Arrow-right Camera
The Spokesman-Review Newspaper
Spokane, Washington  Est. May 19, 1883

March now fourth wettest on record

A double rainbow is seen from Riverfront Park on Monday, March 27, 2017, in Spokane, Wash. (Tyler Tjomsland / The Spokesman-Review)

With four days to go and rain in the forecast, March has become the fourth wettest on record in Spokane.

The wettest March should be fresh in people’s memories. That came in 2012, another year with high water flows and flooding problems.

The National Weather Service measured 3.55 inches of rain through midday on Monday, which is 2.2 inches above normal.

That compares with the record of 4.56 inches of precipitation in 2012. Records date back to 1881.

This year trails March 1950 at 3.75 inches and 1995 at 3.81 inches, but with more rain on the way this week, those marks could be passed.

The 2017 total for March could go up by another half inch or more, forecasters said.

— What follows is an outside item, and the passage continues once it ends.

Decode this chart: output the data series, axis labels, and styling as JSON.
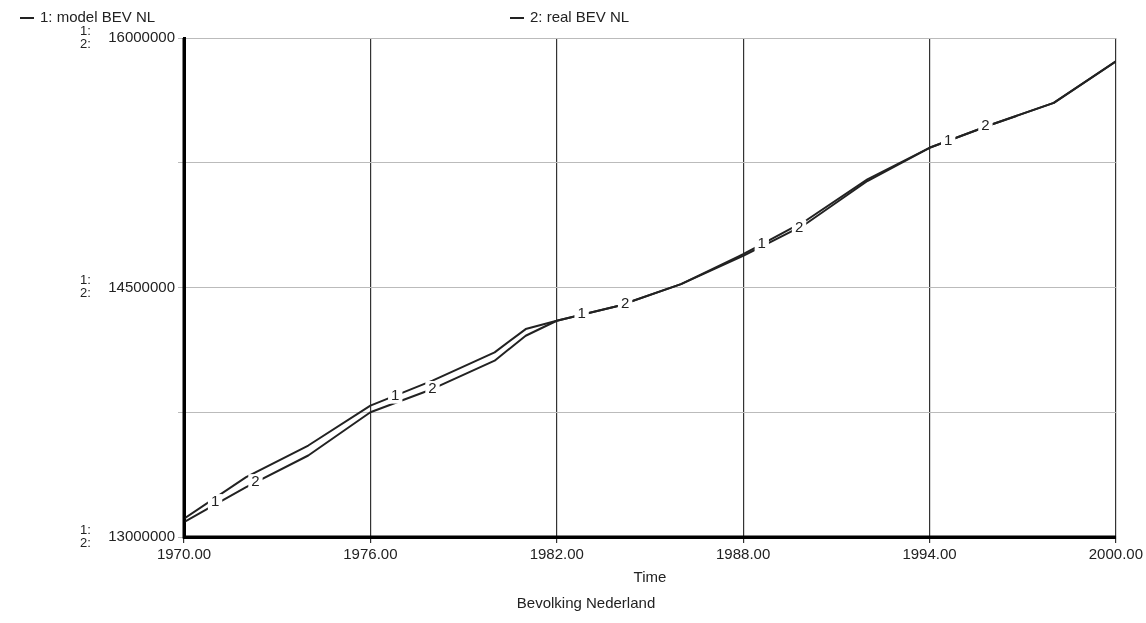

Flooding continues to be a problem and landslide risk remained high on Monday.

The Spokane River, Lake Coeur d’Alene and the St. Joe River at St. Maries all remained above flood stage on Monday, but the rivers have crested and continue to drop.

The Spokane River fell below 28 feet on the gauge at Spokane on Monday, but was still at the minor flood stage level, creating an attraction for the cascading Spokane Falls.

Lake Coeur d’Alene was at an elevation of 2,133 feet and expected to fall out of flood stage on Tuesday.

The Little Spokane River, which has gone below flood stage, could reach flood stage again on Thursday before dropping back.

Roadways were closed due to landslides and flooding. Pine Springs Road in southwest Spokane County was reopened after large culverts failed.

Greenwood Drive in Spokane and Elder Road in southeast Spokane County were closed due to flooding.

A mudslide seven miles north of Kettle Falls on state Highway 25 has partially blocked the highway. Drivers are being directed onto a single lane in alternating directions.

U.S. Highway 395 still was closed Monday morning northwest of Colville due to water over the roadway.

State Highway 31 north of Ione and south of Metaline remained closed due to mudslide danger.

National Weather Service forecasters are calling for showers for Tuesday followed by a new storm system on Tuesday night and Wednesday.

Mountain snow levels were hovering about 4,000 in elevation on Monday, allowing ski areas to continue operations.

Forecasters said snow levels could fall as low as 3,000 feet Tuesday night.

Snowpack amounts range from 95 to 103 percent of normal in North Idaho and Northeast Washington.

High temperatures this week should be near normal in the lower 50s, with lows running from the mid-30s to lower 40s.

Milder temperatures are likely this weekend, with highs going to the upper 50s on both Saturday and Sunday, forecasters said.